Zhernakova et coll. ont étudié l’association entre 207 paramètres et le microbiome dans la cohorte hollandaise (1 135 adultes). Ainsi, 126 facteurs ayant trait à l’alimentation, au mode de vie, à la prise de médicaments et à la santé se révèlent expliquer environ 20 % de la variation interindividuelle de la composition microbienne.
Les facteurs les plus fortement associés à la composition du microbiome dans cette étude sont les taux de plusieurs protéines sécrétées dans les selles, comme la calprotectine – un marqueur de l’activation du système immunitaire, la bêta-défensine-2 humaine (HBD-2) – un marqueur de défense contre l’invasion microbienne, et la chromogranine A (CgA) – un marqueur d’activation du système neuro-endocrinien. Cette dernière montre la plus forte association, avec de faibles taux de CgA corrélés a une grande diversité et richesse fonctionnelle et une alimentation riche en fruits et légumes. Quelque 61 espèces bactériennes sont exclusivement associées à la CgA. Selon les chercheurs, la chromogranine A fécale pourrait offrir un biomarqueur prometteur de santé intestinale.

 

Des variations possibles après un infarctus

 

Plusieurs facteurs alimentaires typiques d’un régime occidental, comme l’apport énergétique élevé, le grignotage, le lait entier, un apport élevé en carbohydrates, et les sodas sucrés sont associés à une diversité microbienne plus faible, tandis que les consommations de café, thé et vin rouge sont associées à une plus grande diversité.
Même une crise cardiaque peut changer le microbiome ; ainsi les personnes ayant un antécédent d’infarctus du myocarde hébergent une plus faible quantité d’Eubacterium eligens.
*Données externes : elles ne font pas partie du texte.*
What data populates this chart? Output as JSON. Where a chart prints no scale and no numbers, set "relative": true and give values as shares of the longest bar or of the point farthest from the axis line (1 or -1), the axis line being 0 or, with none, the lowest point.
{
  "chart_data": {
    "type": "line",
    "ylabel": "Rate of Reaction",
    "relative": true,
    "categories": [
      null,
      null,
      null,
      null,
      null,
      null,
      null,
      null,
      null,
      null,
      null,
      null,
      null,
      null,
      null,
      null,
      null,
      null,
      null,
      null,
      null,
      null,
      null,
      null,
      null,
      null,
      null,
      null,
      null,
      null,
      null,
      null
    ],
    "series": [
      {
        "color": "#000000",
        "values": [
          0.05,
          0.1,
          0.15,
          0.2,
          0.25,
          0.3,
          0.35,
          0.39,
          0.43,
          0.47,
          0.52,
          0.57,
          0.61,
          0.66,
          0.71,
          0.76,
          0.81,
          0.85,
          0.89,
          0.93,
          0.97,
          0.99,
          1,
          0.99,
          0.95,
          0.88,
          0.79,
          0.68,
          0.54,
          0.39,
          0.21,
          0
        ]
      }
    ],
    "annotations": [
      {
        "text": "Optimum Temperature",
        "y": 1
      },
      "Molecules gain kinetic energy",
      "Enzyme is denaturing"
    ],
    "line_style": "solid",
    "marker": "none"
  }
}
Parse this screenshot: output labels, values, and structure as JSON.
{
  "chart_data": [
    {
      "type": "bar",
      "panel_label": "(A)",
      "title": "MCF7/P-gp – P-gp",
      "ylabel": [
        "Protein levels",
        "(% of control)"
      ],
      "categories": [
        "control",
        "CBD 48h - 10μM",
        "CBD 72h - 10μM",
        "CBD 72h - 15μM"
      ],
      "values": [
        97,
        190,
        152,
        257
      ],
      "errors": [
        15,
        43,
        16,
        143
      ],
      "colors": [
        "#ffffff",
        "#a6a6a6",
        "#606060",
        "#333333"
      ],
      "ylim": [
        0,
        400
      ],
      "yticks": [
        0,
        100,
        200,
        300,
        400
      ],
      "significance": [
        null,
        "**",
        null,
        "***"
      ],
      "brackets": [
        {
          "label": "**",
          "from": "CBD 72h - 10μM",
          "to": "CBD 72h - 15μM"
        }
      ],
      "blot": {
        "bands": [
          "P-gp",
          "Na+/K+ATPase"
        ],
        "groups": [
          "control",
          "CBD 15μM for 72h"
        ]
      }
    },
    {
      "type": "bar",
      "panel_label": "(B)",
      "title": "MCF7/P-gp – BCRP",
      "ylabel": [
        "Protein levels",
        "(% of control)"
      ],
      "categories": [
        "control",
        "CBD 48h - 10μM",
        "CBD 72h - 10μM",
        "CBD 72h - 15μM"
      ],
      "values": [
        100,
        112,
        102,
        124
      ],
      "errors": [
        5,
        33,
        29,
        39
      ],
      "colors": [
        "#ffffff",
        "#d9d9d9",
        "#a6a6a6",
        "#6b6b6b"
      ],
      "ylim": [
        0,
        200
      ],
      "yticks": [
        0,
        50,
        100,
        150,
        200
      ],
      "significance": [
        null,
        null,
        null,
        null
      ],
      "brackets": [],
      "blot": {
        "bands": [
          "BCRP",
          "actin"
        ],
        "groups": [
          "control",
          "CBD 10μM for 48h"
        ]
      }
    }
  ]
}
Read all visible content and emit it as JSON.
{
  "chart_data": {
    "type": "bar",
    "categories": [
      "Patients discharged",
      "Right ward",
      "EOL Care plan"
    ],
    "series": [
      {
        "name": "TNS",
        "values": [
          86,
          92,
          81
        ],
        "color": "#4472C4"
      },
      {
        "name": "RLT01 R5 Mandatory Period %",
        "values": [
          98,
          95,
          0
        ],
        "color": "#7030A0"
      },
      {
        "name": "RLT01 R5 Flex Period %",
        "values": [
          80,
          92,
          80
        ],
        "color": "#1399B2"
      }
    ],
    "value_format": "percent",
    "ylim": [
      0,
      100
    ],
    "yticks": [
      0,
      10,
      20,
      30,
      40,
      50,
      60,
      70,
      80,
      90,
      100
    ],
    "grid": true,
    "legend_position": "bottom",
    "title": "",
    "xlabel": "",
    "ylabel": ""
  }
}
Si ces études représentent une avancée, il reste de nombreuses inconnues. Les facteurs étudiés n’ont pu expliquer qu’une fraction de la variation du microbiome – 8 % dans l’étude belge, 20 % dans l’étude hollandaise. De plus, selon les estimations du Pr Raes, il faudra étudier au moins 40 000 autres échantillons de selles pour capter la biodiversité complète de la flore intestinale, avec une estimation d’environ 784 genres bactériens. Enfin, parmi ces associations, il reste à déterminer quelles sont les causes et les conséquences. Des études de suivi, de taille plus grande, sont déjà prévues.

* Science 29 avril 2016, Falony et coll., Zhernakova et coll.